Слово | Май 2003 |
|
Курган | Троя |
Когда-то было время, когда я жила в чудесном мире живых мыслителей, слушала их бормотание по ночам, мирилась с их странностями, наполняла ими себя, вживаясь в их прихоти, подслушивая их, и подглядывая за ними. Будучи погружена в космос, наполненный их мечтами, незнакомыми мне словами, неожиданными поворотами, однажды ночью, я куда-то шла. В большом стекле магазинной витрины я увидела нечто, что меня потрясло. Я схватила своего мужа за рукав и ткнула пальцем в заляпанное краской и пылью стекло: смотри, как так может быть! у меня такая маленькая голова... как же там умещается всё! Мои спутники в тот раз не стали развивать эту тему. Жаль, с нами не было Людвига.
Катится человеческая голова по улицам, станциям метро, подземным переходам не чувствуя светофоров, дней недели, годов и городов. Катится голова, в поисках собственной оси, натыкаясь на ось земную. Всего лишь человек.
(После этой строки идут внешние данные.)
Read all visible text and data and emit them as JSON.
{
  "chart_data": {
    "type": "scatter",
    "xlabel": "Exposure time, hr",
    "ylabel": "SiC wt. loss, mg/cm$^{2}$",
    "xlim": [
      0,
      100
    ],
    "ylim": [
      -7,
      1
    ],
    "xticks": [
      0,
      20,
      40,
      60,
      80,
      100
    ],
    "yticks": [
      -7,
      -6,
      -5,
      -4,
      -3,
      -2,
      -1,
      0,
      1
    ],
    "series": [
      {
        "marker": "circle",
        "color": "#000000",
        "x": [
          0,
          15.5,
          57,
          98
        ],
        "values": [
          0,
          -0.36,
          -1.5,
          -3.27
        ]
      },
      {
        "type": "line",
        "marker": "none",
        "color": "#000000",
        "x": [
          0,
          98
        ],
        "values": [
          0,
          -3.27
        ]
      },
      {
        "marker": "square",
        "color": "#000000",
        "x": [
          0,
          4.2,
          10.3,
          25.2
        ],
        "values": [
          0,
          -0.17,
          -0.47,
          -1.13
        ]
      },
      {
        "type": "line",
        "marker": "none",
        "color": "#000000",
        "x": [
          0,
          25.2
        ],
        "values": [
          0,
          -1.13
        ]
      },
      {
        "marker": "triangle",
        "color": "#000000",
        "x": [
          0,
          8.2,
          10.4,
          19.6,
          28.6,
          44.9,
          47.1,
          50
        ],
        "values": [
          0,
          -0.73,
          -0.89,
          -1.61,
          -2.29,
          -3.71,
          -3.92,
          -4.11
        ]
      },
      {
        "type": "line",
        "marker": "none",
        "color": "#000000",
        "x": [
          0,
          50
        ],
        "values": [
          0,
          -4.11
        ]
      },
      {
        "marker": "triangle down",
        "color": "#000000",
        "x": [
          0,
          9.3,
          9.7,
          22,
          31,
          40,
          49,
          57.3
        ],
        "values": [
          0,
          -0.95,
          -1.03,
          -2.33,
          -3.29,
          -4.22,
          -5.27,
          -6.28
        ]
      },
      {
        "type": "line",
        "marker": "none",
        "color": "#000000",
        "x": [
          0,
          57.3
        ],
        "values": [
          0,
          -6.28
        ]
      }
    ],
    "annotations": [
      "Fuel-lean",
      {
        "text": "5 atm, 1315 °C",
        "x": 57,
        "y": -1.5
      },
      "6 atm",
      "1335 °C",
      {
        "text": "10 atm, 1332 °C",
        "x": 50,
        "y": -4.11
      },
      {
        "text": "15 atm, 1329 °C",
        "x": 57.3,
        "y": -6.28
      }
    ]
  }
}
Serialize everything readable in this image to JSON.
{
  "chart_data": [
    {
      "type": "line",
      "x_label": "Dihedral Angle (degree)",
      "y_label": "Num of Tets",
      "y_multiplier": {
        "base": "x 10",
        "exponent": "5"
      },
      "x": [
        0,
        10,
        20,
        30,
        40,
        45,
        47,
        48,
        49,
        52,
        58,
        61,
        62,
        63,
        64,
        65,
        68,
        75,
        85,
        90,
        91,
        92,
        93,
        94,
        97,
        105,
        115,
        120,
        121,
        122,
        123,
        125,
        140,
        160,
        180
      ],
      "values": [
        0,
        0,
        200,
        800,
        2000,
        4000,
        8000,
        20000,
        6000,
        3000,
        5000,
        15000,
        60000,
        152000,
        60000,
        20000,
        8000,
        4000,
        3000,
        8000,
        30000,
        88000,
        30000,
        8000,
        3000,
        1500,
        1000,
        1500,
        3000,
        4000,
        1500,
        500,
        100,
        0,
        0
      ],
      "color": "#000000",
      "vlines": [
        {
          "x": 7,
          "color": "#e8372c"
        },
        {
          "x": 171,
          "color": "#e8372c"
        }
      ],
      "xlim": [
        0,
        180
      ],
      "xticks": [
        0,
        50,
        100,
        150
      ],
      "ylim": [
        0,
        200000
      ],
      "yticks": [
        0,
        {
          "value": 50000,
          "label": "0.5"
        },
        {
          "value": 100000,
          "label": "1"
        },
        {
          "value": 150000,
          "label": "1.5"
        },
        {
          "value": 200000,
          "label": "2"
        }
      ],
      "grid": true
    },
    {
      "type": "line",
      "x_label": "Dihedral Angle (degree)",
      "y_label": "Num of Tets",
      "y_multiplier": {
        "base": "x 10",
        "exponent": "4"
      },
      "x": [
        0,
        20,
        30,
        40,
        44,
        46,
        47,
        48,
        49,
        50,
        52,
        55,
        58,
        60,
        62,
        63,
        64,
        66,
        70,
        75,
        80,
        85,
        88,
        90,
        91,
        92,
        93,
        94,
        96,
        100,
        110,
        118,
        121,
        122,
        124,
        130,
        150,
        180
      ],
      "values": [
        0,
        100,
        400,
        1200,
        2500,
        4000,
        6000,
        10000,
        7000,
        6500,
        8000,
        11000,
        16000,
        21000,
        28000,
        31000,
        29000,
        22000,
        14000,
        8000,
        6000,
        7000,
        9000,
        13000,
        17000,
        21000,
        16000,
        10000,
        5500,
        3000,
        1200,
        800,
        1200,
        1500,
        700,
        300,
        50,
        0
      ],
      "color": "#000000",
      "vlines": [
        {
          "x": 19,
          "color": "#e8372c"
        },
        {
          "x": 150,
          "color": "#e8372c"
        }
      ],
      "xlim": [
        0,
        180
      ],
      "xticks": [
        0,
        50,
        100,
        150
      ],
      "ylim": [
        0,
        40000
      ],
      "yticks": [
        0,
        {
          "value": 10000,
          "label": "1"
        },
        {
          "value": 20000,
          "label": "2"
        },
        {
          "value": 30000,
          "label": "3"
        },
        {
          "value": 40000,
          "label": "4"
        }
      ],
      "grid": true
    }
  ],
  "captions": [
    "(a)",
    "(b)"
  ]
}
Мальчика назвали Людвигом. Wittgenstein Людвиг (1889-1951), австрийский философ и логик. Выдвинул программу построения искусственного «идеального» языка, прообраз которого – язык математической логики. Философию понимал как «критику языка». Разработал доктрину логического атомизма, представляющую собой проекцию структуры знания на структуру мира.
В начале прошлого века сформировалась знаменательная философская традиция английской школы, подготовленная Расселом, Муром и Витгенштейном. От онтологических проблем философия сместилась в область языка. Витгенштейн указывал на то, что язык это образ действительности, и границы языка человека есть границы его мира.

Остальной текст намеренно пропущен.